How does one mourn the loss of thirteen winged creatures?
I have not allowed myself to ask this until now. It is only now that I have allowed myself to begin to realize that they are no longer here with me.
Twelve are MIA and one is confirmed dead. So I really don’t know where any of them are. I only know that they are not here, not with me.
Early this morning I could have sworn I heard Alice singing, imitating a car alarm, so screaming, really. But making that sound made him happy. He taught the same song to his sons Sammie and Frida. They sang it too, and it made them happy.
I can see so clearly in my mind how they would all puff up and march around and all make their car alarm call. Somewhere in my mind I expect to see it all again soon, when I go back home.
Except…I’m not going back home. Home is gone forever.
Mr. Nugget was the angriest budgie I have ever met. He got his name because when he hatched, he was so tiny and yellow-pink that he looked like a little nugget and that was all. So we named him Mr. Nugget because somehow the title “mister” gave him the authority that the little budgie deserved.
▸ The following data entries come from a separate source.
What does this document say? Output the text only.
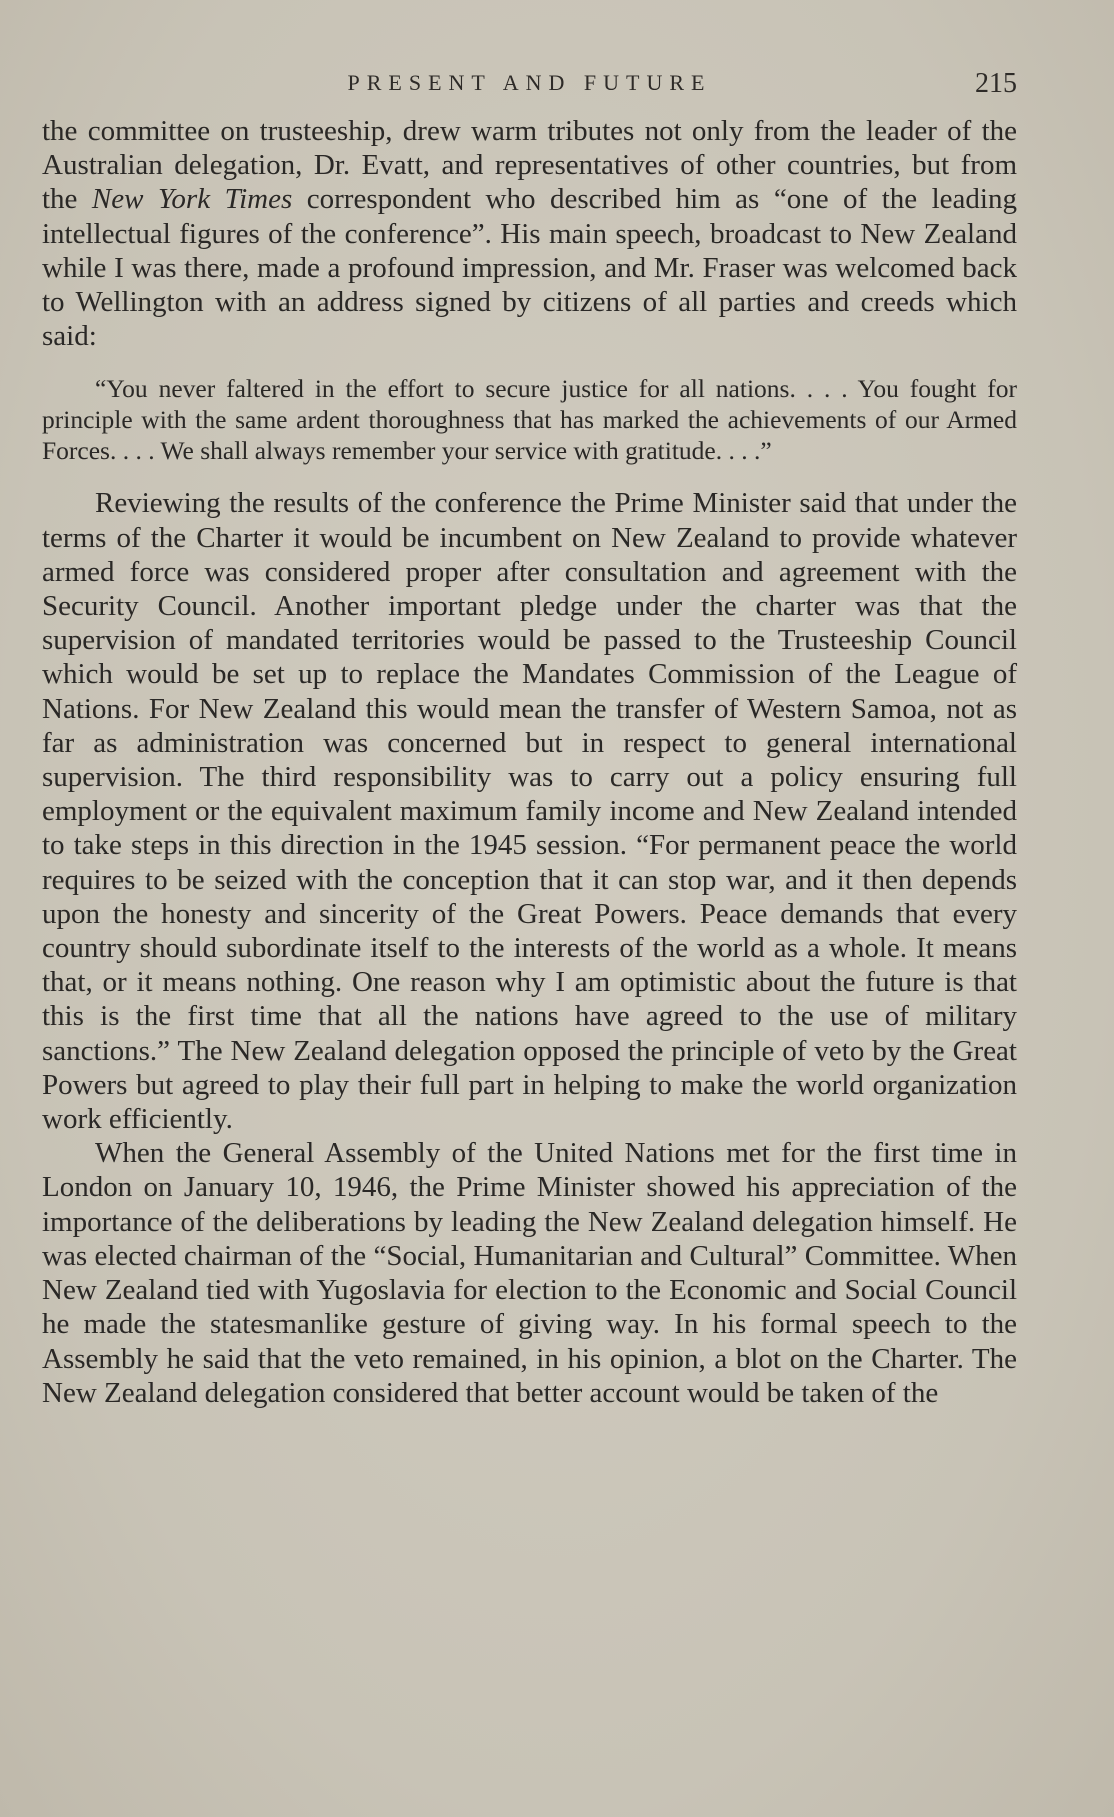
PRESENT AND FUTURE	215

the committee on trusteeship, drew warm tributes not only from the leader of the Australian delegation, Dr. Evatt, and representatives of other countries, but from the New York Times correspondent who described him as “one of the leading intellectual figures of the conference”. His main speech, broadcast to New Zealand while I was there, made a profound impression, and Mr. Fraser was welcomed back to Wellington with an address signed by citizens of all parties and creeds which said:

“You never faltered in the effort to secure justice for all nations. . . . You fought for principle with the same ardent thoroughness that has marked the achievements of our Armed Forces. . . . We shall always remember your service with gratitude. . . .”

Reviewing the results of the conference the Prime Minister said that under the terms of the Charter it would be incumbent on New Zealand to provide whatever armed force was considered proper after consultation and agreement with the Security Council. Another important pledge under the charter was that the supervision of mandated territories would be passed to the Trusteeship Council which would be set up to replace the Mandates Commission of the League of Nations. For New Zealand this would mean the transfer of Western Samoa, not as far as administration was concerned but in respect to general international supervision. The third responsibility was to carry out a policy ensuring full employment or the equivalent maximum family income and New Zealand intended to take steps in this direction in the 1945 session. “For permanent peace the world requires to be seized with the conception that it can stop war, and it then depends upon the honesty and sincerity of the Great Powers. Peace demands that every country should subordinate itself to the interests of the world as a whole. It means that, or it means nothing. One reason why I am optimistic about the future is that this is the first time that all the nations have agreed to the use of military sanctions.” The New Zealand delegation opposed the principle of veto by the Great Powers but agreed to play their full part in helping to make the world organization work efficiently.

When the General Assembly of the United Nations met for the first time in London on January 10, 1946, the Prime Minister showed his appreciation of the importance of the deliberations by leading the New Zealand delegation himself. He was elected chairman of the “Social, Humanitarian and Cultural” Committee. When New Zealand tied with Yugoslavia for election to the Economic and Social Council he made the statesmanlike gesture of giving way. In his formal speech to the Assembly he said that the veto remained, in his opinion, a blot on the Charter. The New Zealand delegation considered that better account would be taken of the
Why was Mr. Nugget so angry? I guess we never really asked ourselves that. He would perch in the corner and bitch for hours on end. Sometimes he would bitch right in the face of some unfortunate victim, sometimes just to himself. At times we could tell why he was bitching but most of the time it was a mystery.
Thus came the phrase “don’t piss off Mr. Nugget.”
Stormy…She was the first cockatiel I ever had. She has lived with me since 2001. She had moved from Plano to Austin with me. I was with her when she found her mate and she was with me when I found mine.
Storm Bird was calm and carried herself with the authority of the flock’s matriarch. When the others were upset, she was a stone gargoyle, standing, perching, watching over everything.
Even after she had laid countless eggs and hatched three birds she still was never too good to step onto my finger and perch there. She never bit me, only reached out her beak in firm warning if it wasn’t a good time.
Over the years Storm Bird’s quiet call sometimes got lost in the noise, but I always looked to her as the strong one. I guess to most people she was just a bird. To me she was a person, she was my friend.
Storm Bird’s mate was Alice. A completely obnoxious bastard from the beginning, I always loved him. The first time he saw Stormy he knocked at least four other cockatiels off of a ladder to get as close to her as possible. Then he puffed out his fat yellow chest and looked as fat and adorable as he possibly could. We had to take him home.
Over the years Storm and Alice hatched Sammie and Frida and Yellow Bird. Yellow Bird was especially lucky. She was adopted by a man whose cockatiel had just suffered the loss of his best friend and from the last I heard, she was living a full and happy life with them. Maybe someday I’ll be able to go see her again.
Sammie was the first bird that hatched in my home. We heard him long before we saw him. When we finally did see him we had to laugh. He was a spoiled baby bird. When his parents weren’t feeding him he was spending long hours with me and Candice on the couch after our shifts at Wanfu. We let him sit on our chests or in our laps where he was warm. He formed a bond with both of us. His parents never even seemed disturbed that we paid him so much attention. They knew we were not bad.
I saw Sammie’s lifeless body on the concrete floor after the fire. I’m not a person to show my emotions extensively, but it was then that I broke down and wailed. At that moment it did not matter that my parents were there, or that the neighbors could hear. Nothing really mattered as I knealed in the ashes of our burnt out home and cried over the body of one of the closest things I will ever have to a child.
For those moments there was nothing else around me, nothing in the world except black ashes and the lifeless orange feathers that used to be Sammie’s cheeks.